Nepal-China ties (Editorial)


At the invitation of Nepalese President Bidya Devi Bhandari, Chinese President Xi Jinping concluded two-day state visit to Nepal on October 12 and 13. As the first visit by a Chinese state leader to Nepal in 23 years, it will mark a major breakthrough in bilateral relations. 

The visit by Chinese President Xi Jinping is historic in many respects. First, the Chinese head of state is visiting Nepal after a hiatus of 23 years. Second, China’s stature in the world economy and political affairs has grown markedly during this period. China even did not feature in the list of top five economies 23 years ago. Currently, it is the second-largest economy trailing behind the United States and is set to become the most significant global economy in the coming decade. Third, Nepal and China need to agree in detail the financing modality and detailed plans for the implementation of the Trans Himalayan Multi-Dimensional Corridor and Nepal-China Railway Project. Both projects are part of the BRI master plan. 

Nepal is an inland country with only two neighbors: China and India, two rising powers with vast potential for future economic development. Situated between the two, Nepal can naturally play a role as a bridge and bond.
Nepal has a huge trade deficit with China. Nepal has not been able to benefit from China’s decision to allow a large number of Nepali produce duty-free due to fragile manufacturing sector. Hence, China’s supports in encouraging its companies to invest in Nepal would be a welcome move. Similarly, Nepal receives an annual grant of Chinese renminbi one billion. Given Nepal’s massive trade deficit with China and the need for infrastructure development, the amount of yearly award needs to be increased at least by two folds. 

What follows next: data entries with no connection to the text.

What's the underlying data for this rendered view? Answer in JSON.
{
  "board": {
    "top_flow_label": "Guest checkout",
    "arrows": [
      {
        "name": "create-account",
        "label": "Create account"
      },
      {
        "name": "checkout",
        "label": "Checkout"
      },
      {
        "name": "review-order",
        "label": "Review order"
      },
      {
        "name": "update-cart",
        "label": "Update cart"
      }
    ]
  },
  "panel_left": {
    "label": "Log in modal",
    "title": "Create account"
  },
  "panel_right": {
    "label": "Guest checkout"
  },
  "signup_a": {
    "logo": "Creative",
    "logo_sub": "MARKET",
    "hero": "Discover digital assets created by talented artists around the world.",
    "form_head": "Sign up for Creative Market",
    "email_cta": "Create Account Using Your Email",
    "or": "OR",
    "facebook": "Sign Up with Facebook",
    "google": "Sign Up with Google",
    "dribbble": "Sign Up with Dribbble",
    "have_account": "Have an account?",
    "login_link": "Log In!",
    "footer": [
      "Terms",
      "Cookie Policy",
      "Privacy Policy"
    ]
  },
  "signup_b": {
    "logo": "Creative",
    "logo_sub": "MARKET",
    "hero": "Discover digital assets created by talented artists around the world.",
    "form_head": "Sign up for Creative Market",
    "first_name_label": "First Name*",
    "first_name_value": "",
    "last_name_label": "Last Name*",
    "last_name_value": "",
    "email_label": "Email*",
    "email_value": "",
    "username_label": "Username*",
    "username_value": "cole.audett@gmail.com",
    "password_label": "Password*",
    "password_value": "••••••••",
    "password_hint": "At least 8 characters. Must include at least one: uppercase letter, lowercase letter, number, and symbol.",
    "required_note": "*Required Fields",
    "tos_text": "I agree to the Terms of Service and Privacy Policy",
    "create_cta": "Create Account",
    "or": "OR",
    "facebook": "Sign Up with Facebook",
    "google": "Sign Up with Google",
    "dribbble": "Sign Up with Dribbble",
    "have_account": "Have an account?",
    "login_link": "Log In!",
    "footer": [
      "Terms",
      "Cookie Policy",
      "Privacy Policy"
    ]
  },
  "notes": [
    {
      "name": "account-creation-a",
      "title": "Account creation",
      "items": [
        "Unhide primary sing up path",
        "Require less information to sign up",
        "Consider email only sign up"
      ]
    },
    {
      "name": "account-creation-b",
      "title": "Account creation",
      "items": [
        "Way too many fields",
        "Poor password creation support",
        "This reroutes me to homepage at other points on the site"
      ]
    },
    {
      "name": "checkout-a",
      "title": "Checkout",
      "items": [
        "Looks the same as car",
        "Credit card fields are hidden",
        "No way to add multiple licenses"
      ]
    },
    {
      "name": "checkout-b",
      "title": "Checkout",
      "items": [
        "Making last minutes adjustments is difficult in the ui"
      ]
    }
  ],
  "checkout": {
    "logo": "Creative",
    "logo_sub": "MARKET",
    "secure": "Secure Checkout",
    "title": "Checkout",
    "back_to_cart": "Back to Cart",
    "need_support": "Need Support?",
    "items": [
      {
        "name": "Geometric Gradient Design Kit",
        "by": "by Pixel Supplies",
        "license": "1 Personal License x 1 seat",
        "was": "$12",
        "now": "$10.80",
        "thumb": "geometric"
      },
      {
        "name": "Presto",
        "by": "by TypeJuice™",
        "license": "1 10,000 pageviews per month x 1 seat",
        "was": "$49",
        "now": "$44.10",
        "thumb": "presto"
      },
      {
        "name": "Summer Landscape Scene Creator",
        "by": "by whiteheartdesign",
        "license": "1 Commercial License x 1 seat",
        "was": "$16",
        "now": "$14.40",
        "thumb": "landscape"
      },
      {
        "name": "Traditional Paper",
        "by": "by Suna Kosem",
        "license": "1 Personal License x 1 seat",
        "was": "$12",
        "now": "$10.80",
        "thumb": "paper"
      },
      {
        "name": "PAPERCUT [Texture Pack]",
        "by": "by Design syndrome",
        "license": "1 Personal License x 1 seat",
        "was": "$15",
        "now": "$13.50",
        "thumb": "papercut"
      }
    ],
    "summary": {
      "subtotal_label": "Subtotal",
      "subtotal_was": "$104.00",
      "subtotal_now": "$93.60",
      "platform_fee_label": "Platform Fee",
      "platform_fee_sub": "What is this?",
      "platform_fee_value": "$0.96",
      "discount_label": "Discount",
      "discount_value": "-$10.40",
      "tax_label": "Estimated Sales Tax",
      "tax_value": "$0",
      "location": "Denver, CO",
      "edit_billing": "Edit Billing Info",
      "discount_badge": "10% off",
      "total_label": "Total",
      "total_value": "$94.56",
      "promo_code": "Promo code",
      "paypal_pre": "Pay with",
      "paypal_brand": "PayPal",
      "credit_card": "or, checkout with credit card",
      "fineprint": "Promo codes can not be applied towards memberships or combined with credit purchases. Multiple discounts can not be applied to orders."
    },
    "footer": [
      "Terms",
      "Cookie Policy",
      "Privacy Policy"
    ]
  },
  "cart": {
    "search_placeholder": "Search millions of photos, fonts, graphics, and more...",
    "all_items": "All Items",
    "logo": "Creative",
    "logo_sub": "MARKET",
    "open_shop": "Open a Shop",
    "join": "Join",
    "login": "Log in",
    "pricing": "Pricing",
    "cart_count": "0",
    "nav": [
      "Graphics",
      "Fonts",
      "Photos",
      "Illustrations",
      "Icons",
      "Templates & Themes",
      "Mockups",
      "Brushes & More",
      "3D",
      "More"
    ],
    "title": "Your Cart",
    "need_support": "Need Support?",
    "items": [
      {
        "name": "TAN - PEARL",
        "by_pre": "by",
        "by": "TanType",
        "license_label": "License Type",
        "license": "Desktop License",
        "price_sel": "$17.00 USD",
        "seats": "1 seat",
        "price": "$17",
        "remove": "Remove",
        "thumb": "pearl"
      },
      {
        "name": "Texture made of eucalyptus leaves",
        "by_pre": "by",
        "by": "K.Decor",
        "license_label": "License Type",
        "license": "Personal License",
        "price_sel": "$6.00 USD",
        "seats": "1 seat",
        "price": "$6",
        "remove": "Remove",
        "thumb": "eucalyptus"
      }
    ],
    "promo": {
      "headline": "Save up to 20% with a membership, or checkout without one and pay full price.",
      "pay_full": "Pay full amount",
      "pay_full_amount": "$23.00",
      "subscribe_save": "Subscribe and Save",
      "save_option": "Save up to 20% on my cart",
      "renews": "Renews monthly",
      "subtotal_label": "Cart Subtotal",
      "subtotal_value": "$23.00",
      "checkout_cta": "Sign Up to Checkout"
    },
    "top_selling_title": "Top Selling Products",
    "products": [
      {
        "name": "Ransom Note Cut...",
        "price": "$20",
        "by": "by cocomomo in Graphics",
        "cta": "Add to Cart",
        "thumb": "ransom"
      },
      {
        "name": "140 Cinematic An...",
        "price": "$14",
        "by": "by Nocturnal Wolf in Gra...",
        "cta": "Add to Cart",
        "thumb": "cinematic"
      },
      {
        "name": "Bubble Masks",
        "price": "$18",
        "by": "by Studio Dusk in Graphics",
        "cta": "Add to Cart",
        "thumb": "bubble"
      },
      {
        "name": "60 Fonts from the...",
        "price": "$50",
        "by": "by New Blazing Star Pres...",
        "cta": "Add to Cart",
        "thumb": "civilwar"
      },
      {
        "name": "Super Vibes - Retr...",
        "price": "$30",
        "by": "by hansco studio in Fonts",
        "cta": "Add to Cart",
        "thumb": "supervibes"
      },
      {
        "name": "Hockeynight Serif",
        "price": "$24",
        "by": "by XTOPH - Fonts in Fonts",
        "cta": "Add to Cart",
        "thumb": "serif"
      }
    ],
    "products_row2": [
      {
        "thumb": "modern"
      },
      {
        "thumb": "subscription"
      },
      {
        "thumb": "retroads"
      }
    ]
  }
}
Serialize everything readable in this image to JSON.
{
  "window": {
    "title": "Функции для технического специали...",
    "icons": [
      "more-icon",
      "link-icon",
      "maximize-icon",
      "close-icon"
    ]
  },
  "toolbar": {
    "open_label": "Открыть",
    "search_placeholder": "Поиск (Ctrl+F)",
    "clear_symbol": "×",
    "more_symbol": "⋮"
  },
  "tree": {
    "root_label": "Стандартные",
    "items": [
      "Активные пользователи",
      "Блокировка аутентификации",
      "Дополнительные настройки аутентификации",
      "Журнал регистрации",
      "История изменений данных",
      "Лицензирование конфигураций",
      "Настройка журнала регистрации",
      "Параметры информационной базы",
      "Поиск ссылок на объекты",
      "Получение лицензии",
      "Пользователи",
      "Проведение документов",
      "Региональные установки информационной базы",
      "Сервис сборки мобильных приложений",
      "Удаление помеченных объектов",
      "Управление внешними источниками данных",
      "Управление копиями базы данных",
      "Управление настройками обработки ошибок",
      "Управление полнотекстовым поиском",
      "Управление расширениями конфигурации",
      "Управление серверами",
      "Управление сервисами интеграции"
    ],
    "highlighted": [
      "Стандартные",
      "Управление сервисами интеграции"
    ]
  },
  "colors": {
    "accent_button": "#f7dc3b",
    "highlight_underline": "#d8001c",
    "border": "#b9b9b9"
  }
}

It will be of great strategic significance and interest for the three neighbors – China, India and Nepal – to establish an economic corridor and build a community with a shared future. If all three work together to strengthen connectivity, the Himalayas will no longer be a barrier, but will be able to link neighbors geographically and culturally. 

China, India and Nepal should give up the zero-sum mentality, replace geopolitical games with geo-economic cooperation and make full use of the geographic advantages to bring real benefits to their people.
The spring of China-Nepal cooperation has arrived. People on both sides of the Himalayas are expected to hold hands and move toward a common future.